"Les rendements sont bas aussi bien pour les cultures traditionnelles que pour les nouvelles cultures de diversification", a indiqué Kossi KPEMOUA, directeur Scientifique de l’Institut togolais de recherche agronomique (ITRA) lors d’un panel animé jeudi à Kara à l’occasion du 10ème Forum des paysans du Togo.

Que faire après ce diagnostic amer ?

Le Togo s’est engagé dans un vaste processus d’élaboration de la cartographie de la fertilité des sols.

La cartographie numérique des sols permettra explique –t-il de couvrir progressivement les 3,6 millions d’hectares de surfaces agricoles du Togo.

L’Office Chérifien des Phosphates (OCP) accompagne la réalisation de ce projet d’élaboration de la carte de fertilité des sols du Togo, fruit de la coopération entre le Maroc et le Togo.

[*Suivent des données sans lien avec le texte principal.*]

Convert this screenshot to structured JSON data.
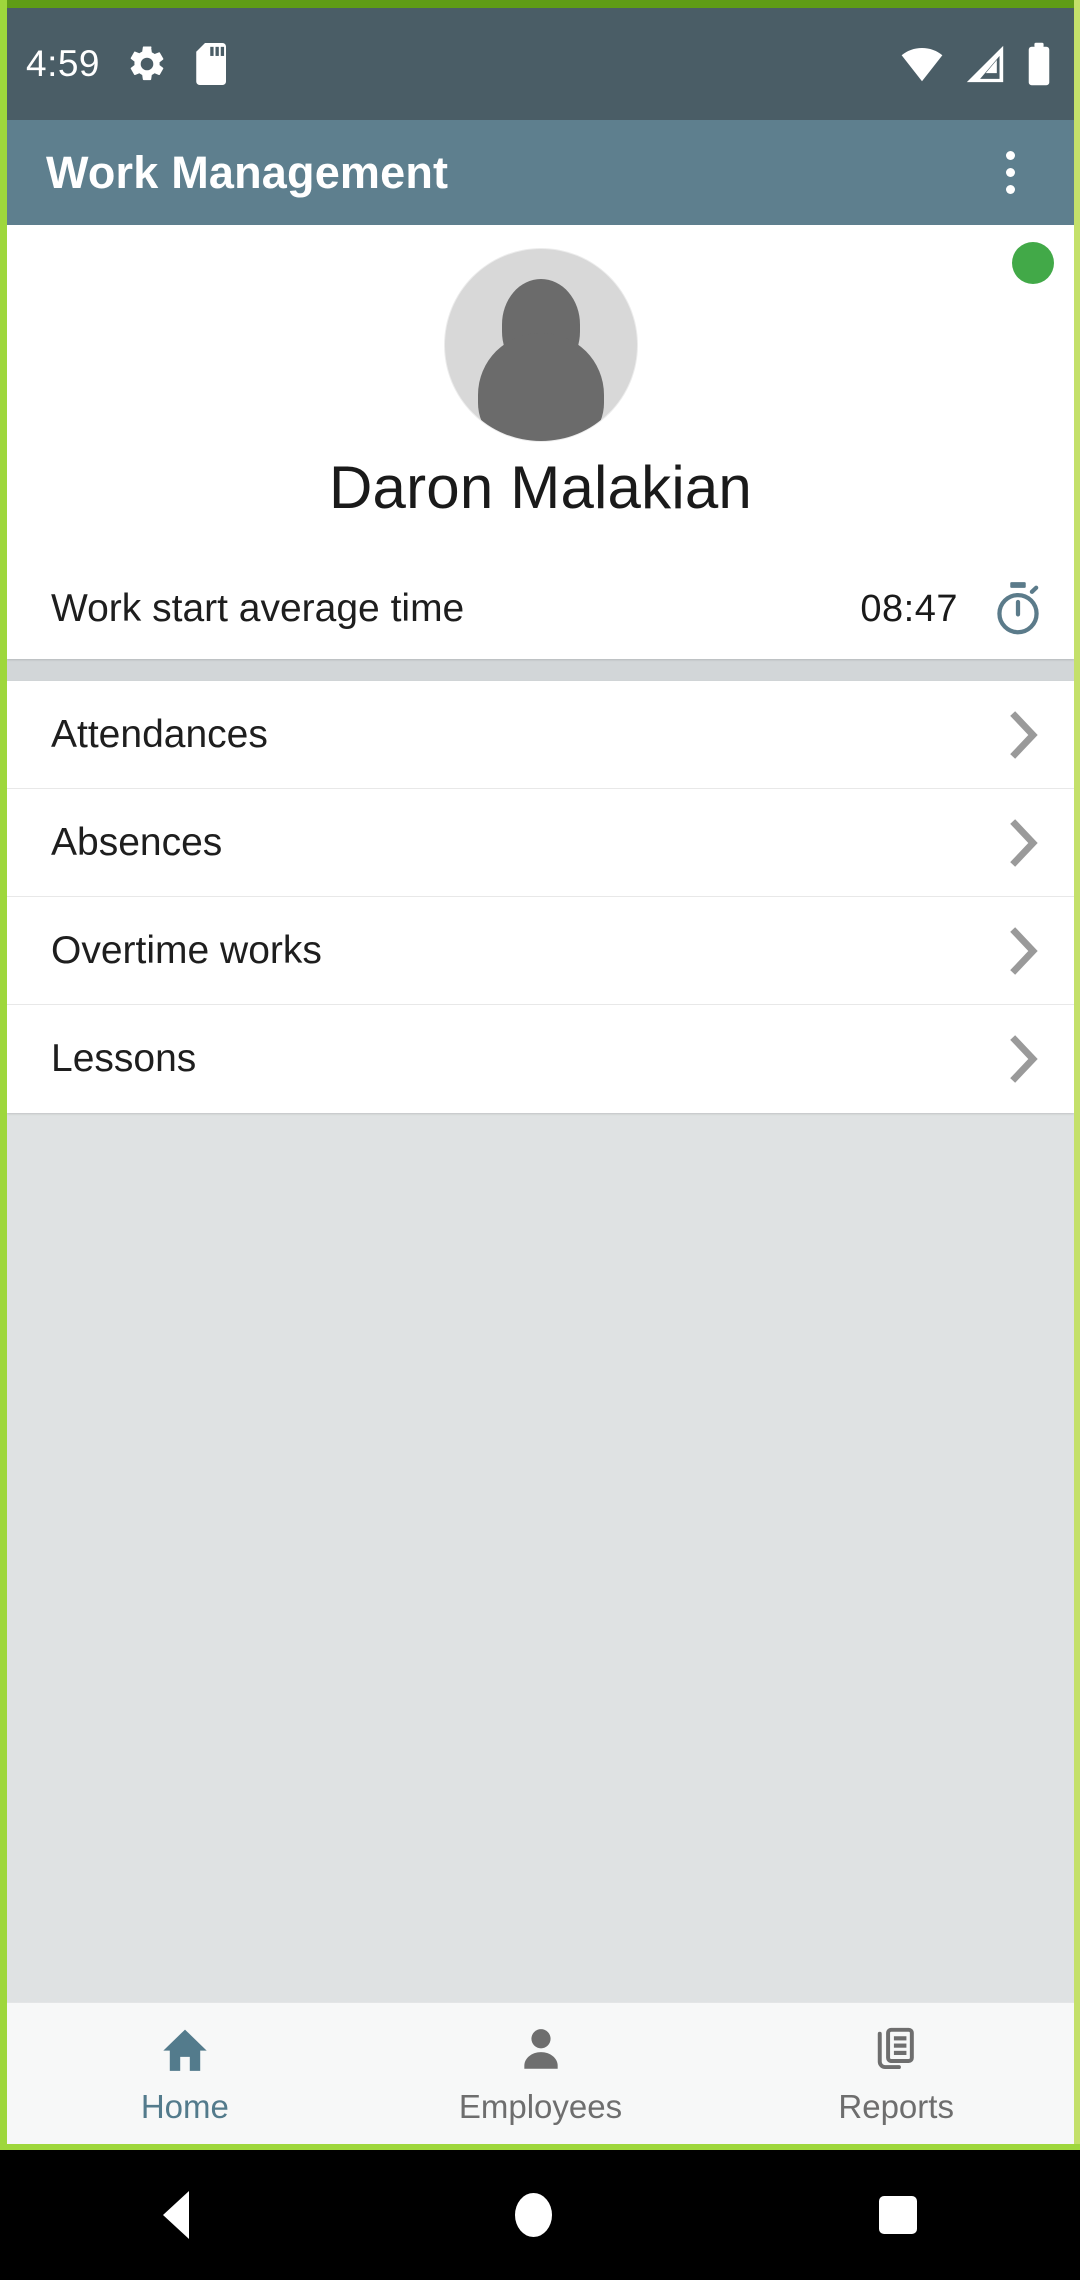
{
  "status_bar": {
    "time": "4:59",
    "icons_left": [
      "gear-icon",
      "sd-card-icon"
    ],
    "icons_right": [
      "wifi-icon",
      "cellular-signal-icon",
      "battery-icon"
    ],
    "background_color": "#4a5d66"
  },
  "app_bar": {
    "title": "Work Management",
    "overflow_label": "more-options",
    "background_color": "#5e7f8e"
  },
  "profile": {
    "name": "Daron Malakian",
    "status_color": "#42a948",
    "avatar_icon": "person-placeholder-icon",
    "avg_row": {
      "label": "Work start average time",
      "value": "08:47",
      "icon": "stopwatch-icon",
      "icon_color": "#5b7b8a"
    }
  },
  "menu": {
    "items": [
      {
        "label": "Attendances",
        "chevron": "chevron-right-icon"
      },
      {
        "label": "Absences",
        "chevron": "chevron-right-icon"
      },
      {
        "label": "Overtime works",
        "chevron": "chevron-right-icon"
      },
      {
        "label": "Lessons",
        "chevron": "chevron-right-icon"
      }
    ]
  },
  "bottom_nav": {
    "active_color": "#537b8c",
    "inactive_color": "#6e6e6e",
    "items": [
      {
        "label": "Home",
        "icon": "home-icon",
        "active": true
      },
      {
        "label": "Employees",
        "icon": "person-icon",
        "active": false
      },
      {
        "label": "Reports",
        "icon": "reports-document-icon",
        "active": false
      }
    ]
  },
  "system_nav": {
    "back": "back-triangle-icon",
    "home": "home-circle-icon",
    "recents": "recents-square-icon"
  },
  "frame": {
    "accent_color": "#9ed73c"
  }
}
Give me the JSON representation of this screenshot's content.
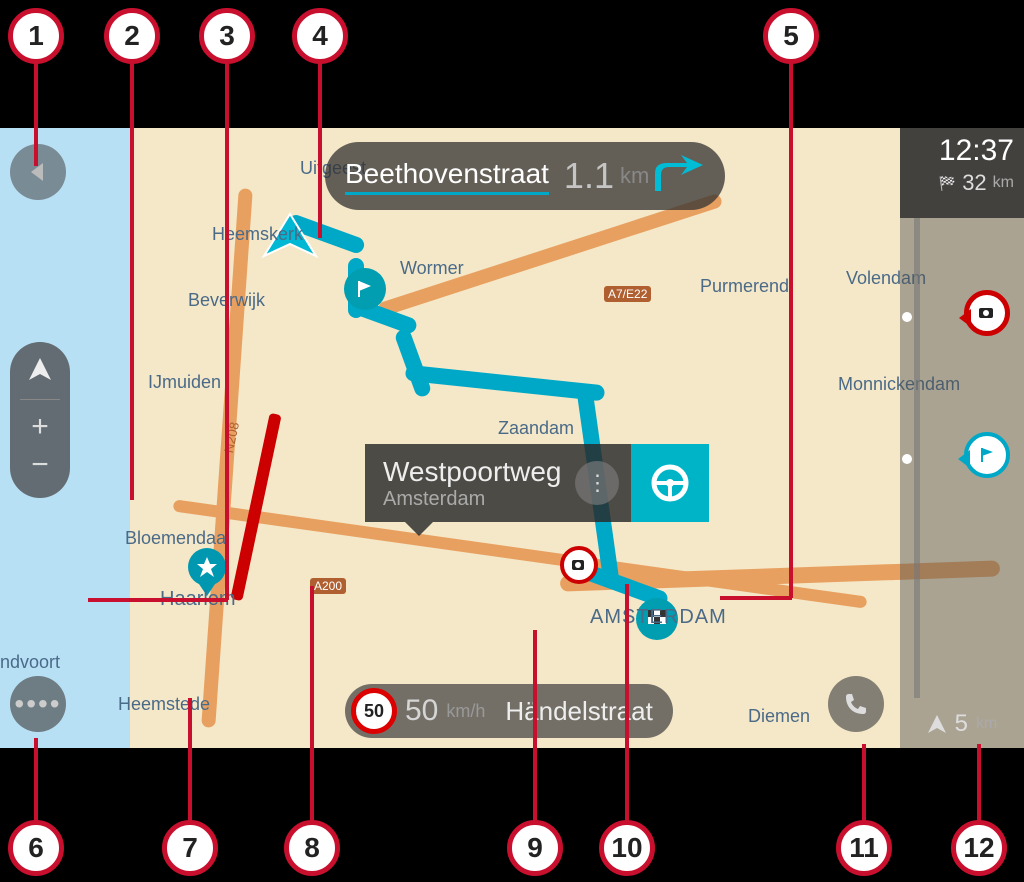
{
  "instruction": {
    "street": "Beethovenstraat",
    "distance_value": "1.1",
    "distance_unit": "km"
  },
  "popup": {
    "title": "Westpoortweg",
    "subtitle": "Amsterdam"
  },
  "speed": {
    "limit": "50",
    "current": "50",
    "unit": "km/h",
    "street": "Händelstraat"
  },
  "route_bar": {
    "arrival_time": "12:37",
    "remaining_distance_value": "32",
    "remaining_distance_unit": "km",
    "nearest_value": "5",
    "nearest_unit": "km"
  },
  "map_labels": {
    "uitgeest": "Uitgeest",
    "heemskerk": "Heemskerk",
    "beverwijk": "Beverwijk",
    "ijmuiden": "IJmuiden",
    "bloemendaal": "Bloemendaal",
    "haarlem": "Haarlem",
    "heemstede": "Heemstede",
    "ndvoort": "ndvoort",
    "wormer": "Wormer",
    "zaandam": "Zaandam",
    "amsterdam": "AMSTERDAM",
    "diemen": "Diemen",
    "purmerend": "Purmerend",
    "volendam": "Volendam",
    "monnickendam": "Monnickendam",
    "n208": "N208",
    "a200": "A200",
    "a7e22": "A7/E22"
  },
  "callouts": {
    "c1": "1",
    "c2": "2",
    "c3": "3",
    "c4": "4",
    "c5": "5",
    "c6": "6",
    "c7": "7",
    "c8": "8",
    "c9": "9",
    "c10": "10",
    "c11": "11",
    "c12": "12"
  }
}
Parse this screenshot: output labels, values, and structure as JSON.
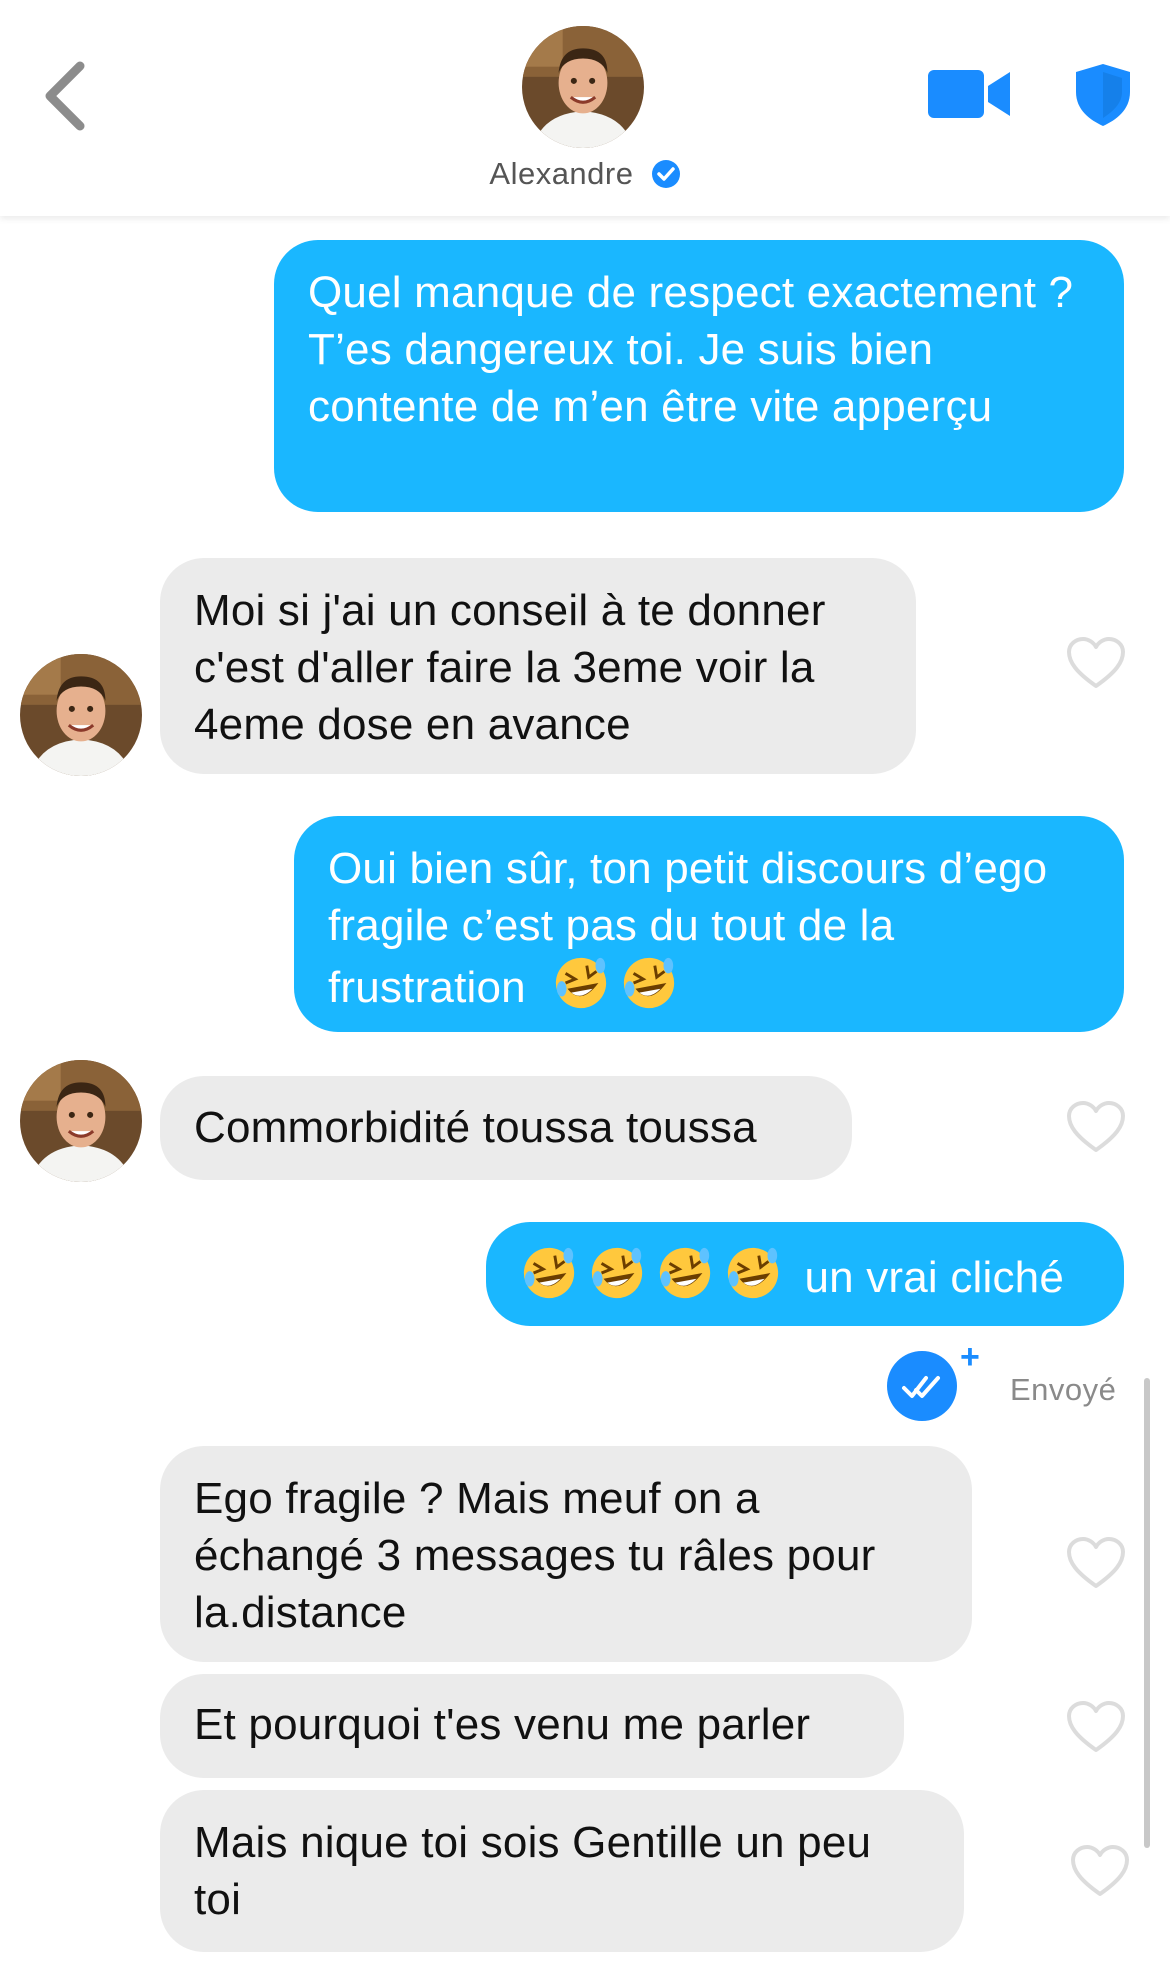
{
  "header": {
    "contact_name": "Alexandre",
    "back_icon": "chevron-left-icon",
    "video_icon": "video-camera-icon",
    "safety_icon": "shield-icon",
    "verified_icon": "verified-badge-icon",
    "accent": "#1a8cff"
  },
  "colors": {
    "outgoing_bubble": "#1ab7ff",
    "incoming_bubble": "#ebebeb",
    "heart_outline": "#dcdcdc"
  },
  "messages": [
    {
      "dir": "out",
      "text": "Quel manque de respect exactement ? T’es dangereux toi. Je suis bien contente de m’en être vite apperçu"
    },
    {
      "dir": "in",
      "text": "Moi si j'ai un conseil à te donner c'est d'aller faire la 3eme voir la 4eme dose en avance"
    },
    {
      "dir": "out",
      "text": "Oui bien sûr, ton petit discours d’ego fragile c’est pas du tout de la frustration",
      "emoji_count": 2
    },
    {
      "dir": "in",
      "text": "Commorbidité toussa toussa"
    },
    {
      "dir": "out",
      "text": "un vrai cliché",
      "emoji_count": 4
    },
    {
      "dir": "in",
      "text": "Ego fragile ? Mais meuf on a échangé 3 messages tu râles pour la.distance"
    },
    {
      "dir": "in",
      "text": "Et pourquoi t'es venu me parler"
    },
    {
      "dir": "in",
      "text": "Mais nique toi sois Gentille un peu toi"
    }
  ],
  "status": {
    "sent_label": "Envoyé",
    "plus": "+"
  }
}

L’initiative vient répondre à la nécessité d’actualiser l’évaluation des niveaux de fertilité des sols du Togo.

"Il ressort de la cartographie de la fertilité des sols des sites pilotes des agropoles Oti, Kara, haut Mono et bas Mono que les sols sont en général pauvres en matière organique et en éléments nutritifs majeurs (N, P et K) de la plante, d’où la nécessité d’opter pour une gestion intégrée des sols cartographiés, fondée sur les bonnes pratiques agricoles", explique M.KPEMOUA.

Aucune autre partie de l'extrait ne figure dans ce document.